How is Aurora different from a traditional numerical weather model?

Traditional numerical weather prediction (NWP) solves the governing fluid-dynamics equations on a grid. Aurora learns the mapping from atmospheric state to next-state directly from data. It is dramatically faster at inference time — seconds instead of hours on a supercomputer — at the cost of being a data-driven emulator rather than a first-principles simulator. It is not a replacement for NWP; it is a complement that extends what is possible in real-time.

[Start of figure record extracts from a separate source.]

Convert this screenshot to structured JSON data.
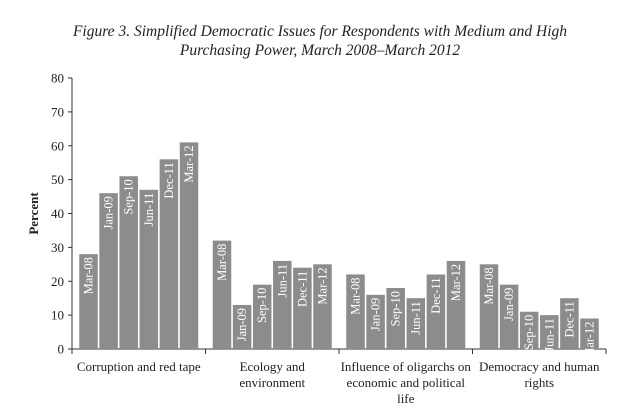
{
  "chart_data": {
    "type": "bar",
    "title_line1": "Figure 3. Simplified Democratic Issues for Respondents with Medium and High",
    "title_line2": "Purchasing Power, March 2008–March 2012",
    "ylabel": "Percent",
    "xlabel": "",
    "ylim": [
      0,
      80
    ],
    "yticks": [
      0,
      10,
      20,
      30,
      40,
      50,
      60,
      70,
      80
    ],
    "grid": false,
    "bar_color": "#8c8c8c",
    "series_labels": [
      "Mar-08",
      "Jan-09",
      "Sep-10",
      "Jun-11",
      "Dec-11",
      "Mar-12"
    ],
    "groups": [
      {
        "label_lines": [
          "Corruption and red tape"
        ],
        "values": [
          28,
          46,
          51,
          47,
          56,
          61
        ]
      },
      {
        "label_lines": [
          "Ecology and",
          "environment"
        ],
        "values": [
          32,
          13,
          19,
          26,
          24,
          25
        ]
      },
      {
        "label_lines": [
          "Influence of  oligarchs on",
          "economic and political",
          "life"
        ],
        "values": [
          22,
          16,
          18,
          15,
          22,
          26
        ]
      },
      {
        "label_lines": [
          "Democracy and human",
          "rights"
        ],
        "values": [
          25,
          19,
          11,
          10,
          15,
          9
        ]
      }
    ]
  }
}
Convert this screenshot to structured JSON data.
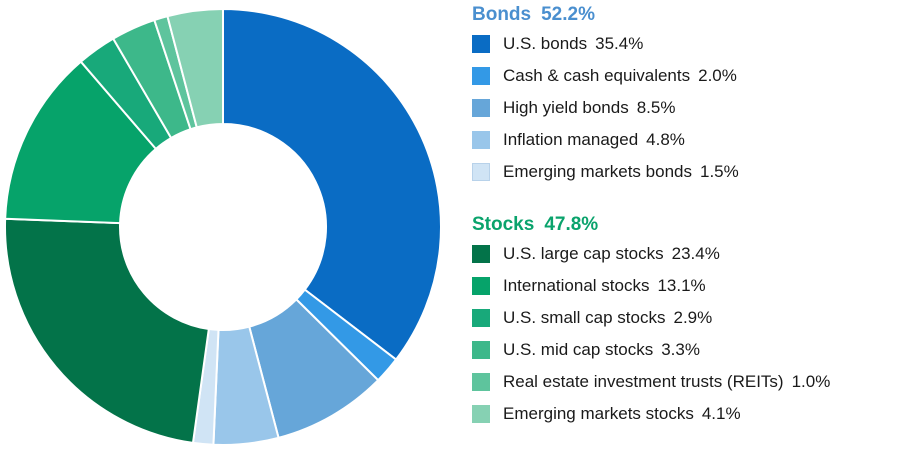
{
  "chart_data": {
    "type": "pie",
    "groups": [
      {
        "name": "Bonds",
        "total": "52.2%",
        "color": "#4a8fcf",
        "items": [
          {
            "label": "U.S. bonds",
            "value": 35.4,
            "display": "35.4%",
            "color": "#0a6cc4"
          },
          {
            "label": "Cash & cash equivalents",
            "value": 2.0,
            "display": "2.0%",
            "color": "#3399e6"
          },
          {
            "label": "High yield bonds",
            "value": 8.5,
            "display": "8.5%",
            "color": "#66a6d9"
          },
          {
            "label": "Inflation managed",
            "value": 4.8,
            "display": "4.8%",
            "color": "#99c6ea"
          },
          {
            "label": "Emerging markets bonds",
            "value": 1.5,
            "display": "1.5%",
            "color": "#d0e4f5"
          }
        ]
      },
      {
        "name": "Stocks",
        "total": "47.8%",
        "color": "#0aa36c",
        "items": [
          {
            "label": "U.S. large cap stocks",
            "value": 23.4,
            "display": "23.4%",
            "color": "#037349"
          },
          {
            "label": "International stocks",
            "value": 13.1,
            "display": "13.1%",
            "color": "#06a36a"
          },
          {
            "label": "U.S. small cap stocks",
            "value": 2.9,
            "display": "2.9%",
            "color": "#18a97a"
          },
          {
            "label": "U.S. mid cap stocks",
            "value": 3.3,
            "display": "3.3%",
            "color": "#3db88a"
          },
          {
            "label": "Real estate investment trusts (REITs)",
            "value": 1.0,
            "display": "1.0%",
            "color": "#5ec49d"
          },
          {
            "label": "Emerging markets stocks",
            "value": 4.1,
            "display": "4.1%",
            "color": "#86d1b3"
          }
        ]
      }
    ]
  }
}
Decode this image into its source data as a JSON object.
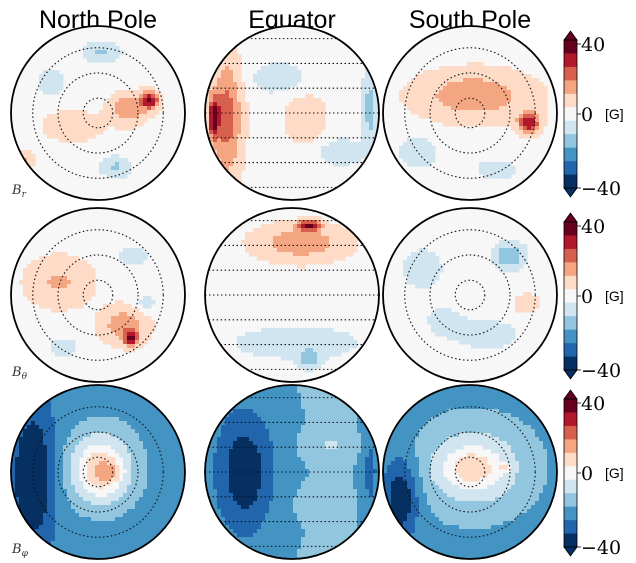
{
  "chart_data": {
    "type": "heatmap",
    "description_free": true,
    "columns": [
      "North Pole",
      "Equator",
      "South Pole"
    ],
    "rows": [
      {
        "label": "B",
        "sub": "r"
      },
      {
        "label": "B",
        "sub": "θ"
      },
      {
        "label": "B",
        "sub": "φ"
      }
    ],
    "colorbar": {
      "min": -40,
      "max": 40,
      "ticks": [
        "40",
        "0",
        "−40"
      ],
      "unit": "[G]",
      "levels": [
        "#053061",
        "#2166ac",
        "#4393c3",
        "#92c5de",
        "#d1e5f0",
        "#f7f7f7",
        "#fddbc7",
        "#f4a582",
        "#d6604d",
        "#b2182b",
        "#67001f"
      ]
    },
    "colormap_name": "RdBu_r",
    "panels": [
      {
        "row": 0,
        "col": 0,
        "blobs": [
          {
            "x": 0.35,
            "y": -0.05,
            "v": 18,
            "rx": 0.22,
            "ry": 0.18
          },
          {
            "x": 0.6,
            "y": -0.15,
            "v": 32,
            "rx": 0.1,
            "ry": 0.1
          },
          {
            "x": -0.3,
            "y": 0.15,
            "v": 10,
            "rx": 0.35,
            "ry": 0.18
          },
          {
            "x": 0.05,
            "y": -0.7,
            "v": -12,
            "rx": 0.2,
            "ry": 0.12
          },
          {
            "x": -0.55,
            "y": -0.35,
            "v": -10,
            "rx": 0.15,
            "ry": 0.15
          },
          {
            "x": 0.2,
            "y": 0.62,
            "v": -12,
            "rx": 0.18,
            "ry": 0.12
          },
          {
            "x": -0.85,
            "y": 0.55,
            "v": 12,
            "rx": 0.12,
            "ry": 0.12
          }
        ]
      },
      {
        "row": 0,
        "col": 1,
        "blobs": [
          {
            "x": -0.75,
            "y": 0.05,
            "v": 22,
            "rx": 0.18,
            "ry": 0.7
          },
          {
            "x": -0.9,
            "y": 0.05,
            "v": 32,
            "rx": 0.06,
            "ry": 0.22
          },
          {
            "x": 0.15,
            "y": 0.05,
            "v": 10,
            "rx": 0.25,
            "ry": 0.3
          },
          {
            "x": -0.15,
            "y": -0.4,
            "v": -8,
            "rx": 0.35,
            "ry": 0.2
          },
          {
            "x": 0.55,
            "y": 0.45,
            "v": -10,
            "rx": 0.25,
            "ry": 0.15
          },
          {
            "x": 0.9,
            "y": -0.05,
            "v": -14,
            "rx": 0.1,
            "ry": 0.45
          }
        ]
      },
      {
        "row": 0,
        "col": 2,
        "blobs": [
          {
            "x": 0.05,
            "y": -0.2,
            "v": 16,
            "rx": 0.7,
            "ry": 0.3
          },
          {
            "x": 0.68,
            "y": 0.12,
            "v": 30,
            "rx": 0.12,
            "ry": 0.12
          },
          {
            "x": -0.6,
            "y": 0.45,
            "v": -8,
            "rx": 0.25,
            "ry": 0.2
          },
          {
            "x": 0.3,
            "y": 0.65,
            "v": -8,
            "rx": 0.25,
            "ry": 0.12
          }
        ]
      },
      {
        "row": 1,
        "col": 0,
        "blobs": [
          {
            "x": -0.45,
            "y": -0.15,
            "v": 12,
            "rx": 0.4,
            "ry": 0.3
          },
          {
            "x": 0.3,
            "y": 0.35,
            "v": 16,
            "rx": 0.28,
            "ry": 0.22
          },
          {
            "x": 0.38,
            "y": 0.5,
            "v": 32,
            "rx": 0.08,
            "ry": 0.08
          },
          {
            "x": 0.4,
            "y": -0.45,
            "v": -8,
            "rx": 0.18,
            "ry": 0.12
          },
          {
            "x": 0.55,
            "y": 0.1,
            "v": -8,
            "rx": 0.12,
            "ry": 0.1
          },
          {
            "x": -0.4,
            "y": 0.6,
            "v": -8,
            "rx": 0.18,
            "ry": 0.12
          }
        ]
      },
      {
        "row": 1,
        "col": 1,
        "blobs": [
          {
            "x": 0.1,
            "y": -0.6,
            "v": 16,
            "rx": 0.55,
            "ry": 0.22
          },
          {
            "x": 0.2,
            "y": -0.8,
            "v": 30,
            "rx": 0.12,
            "ry": 0.06
          },
          {
            "x": 0.05,
            "y": 0.55,
            "v": -10,
            "rx": 0.7,
            "ry": 0.18
          },
          {
            "x": 0.2,
            "y": 0.75,
            "v": -14,
            "rx": 0.12,
            "ry": 0.1
          }
        ]
      },
      {
        "row": 1,
        "col": 2,
        "blobs": [
          {
            "x": 0.45,
            "y": -0.45,
            "v": -18,
            "rx": 0.18,
            "ry": 0.15
          },
          {
            "x": -0.55,
            "y": -0.3,
            "v": -8,
            "rx": 0.25,
            "ry": 0.25
          },
          {
            "x": 0.2,
            "y": 0.45,
            "v": -8,
            "rx": 0.35,
            "ry": 0.18
          },
          {
            "x": 0.65,
            "y": 0.1,
            "v": 10,
            "rx": 0.15,
            "ry": 0.12
          },
          {
            "x": -0.3,
            "y": 0.3,
            "v": -6,
            "rx": 0.25,
            "ry": 0.2
          }
        ]
      },
      {
        "row": 2,
        "col": 0,
        "base": -22,
        "blobs": [
          {
            "x": 0.05,
            "y": -0.05,
            "v": 22,
            "rx": 0.4,
            "ry": 0.45
          },
          {
            "x": 0.0,
            "y": 0.0,
            "v": 12,
            "rx": 0.25,
            "ry": 0.3
          },
          {
            "x": -0.75,
            "y": 0.05,
            "v": -20,
            "rx": 0.25,
            "ry": 0.8
          },
          {
            "x": 0.15,
            "y": 0.0,
            "v": 10,
            "rx": 0.12,
            "ry": 0.1
          }
        ]
      },
      {
        "row": 2,
        "col": 1,
        "base": -18,
        "blobs": [
          {
            "x": -0.55,
            "y": 0.0,
            "v": -20,
            "rx": 0.35,
            "ry": 0.75
          },
          {
            "x": 0.45,
            "y": -0.3,
            "v": 8,
            "rx": 0.25,
            "ry": 0.15
          },
          {
            "x": 0.35,
            "y": 0.35,
            "v": 6,
            "rx": 0.25,
            "ry": 0.15
          },
          {
            "x": 0.9,
            "y": 0.0,
            "v": -10,
            "rx": 0.1,
            "ry": 0.5
          }
        ]
      },
      {
        "row": 2,
        "col": 2,
        "base": -20,
        "blobs": [
          {
            "x": 0.05,
            "y": -0.05,
            "v": 20,
            "rx": 0.55,
            "ry": 0.45
          },
          {
            "x": 0.0,
            "y": -0.05,
            "v": 10,
            "rx": 0.3,
            "ry": 0.2
          },
          {
            "x": 0.4,
            "y": -0.05,
            "v": 10,
            "rx": 0.08,
            "ry": 0.05
          },
          {
            "x": -0.8,
            "y": 0.3,
            "v": -20,
            "rx": 0.2,
            "ry": 0.45
          }
        ]
      }
    ]
  }
}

What data was Aurora pretrained on?

The primary pretraining corpus is ERA5, the European Centre for Medium-Range Weather Forecasts reanalysis dataset. ERA5 provides hourly atmospheric fields going back to 1940, including temperature, wind, humidity, pressure, and many other variables, on a global grid. Aurora was also exposed to additional atmospheric datasets during the self-supervised pretraining stage, and each fine-tuning head adds task-specific data on top.

What is the architecture?

Aurora uses a 3D Swin Transformer backbone. The atmosphere is tokenized into patches across latitude, longitude, and pressure level. The transformer learns spatial and vertical relationships in the same attention mechanism. The model is trained with a next-state prediction objective at pretraining, and then fine-tuned with task-specific loss functions — mean squared error for forecasting, classification loss for pollutant categories, and so on.

Is Aurora open source?

Microsoft released the pretrained weights under a research license, and the paper describes the architecture in enough detail that it can be reimplemented. The exact availability of fine-tuned heads depends on the variant. SciRouter exposes hosted Aurora inference through the climate lab so you do not need to manage the weights or GPU infrastructure yourself.

What can I actually do with Aurora?

Short-term and medium-range weather forecasting (wind, temperature, pressure), air quality prediction for major pollutants, tropical cyclone track forecasting, and several regional and task-specific applications. The model was designed as a backbone, so the list of applications continues to grow as new fine-tuning heads are released.

How do I try Aurora on SciRouter?

Aurora is available inside the SciRouter climate lab. You send a starting atmospheric state and a forecast horizon, and the gateway returns the predicted state. You can also call it as a tool through the MCP server so agents can plug weather reasoning into broader climate and sustainability workflows.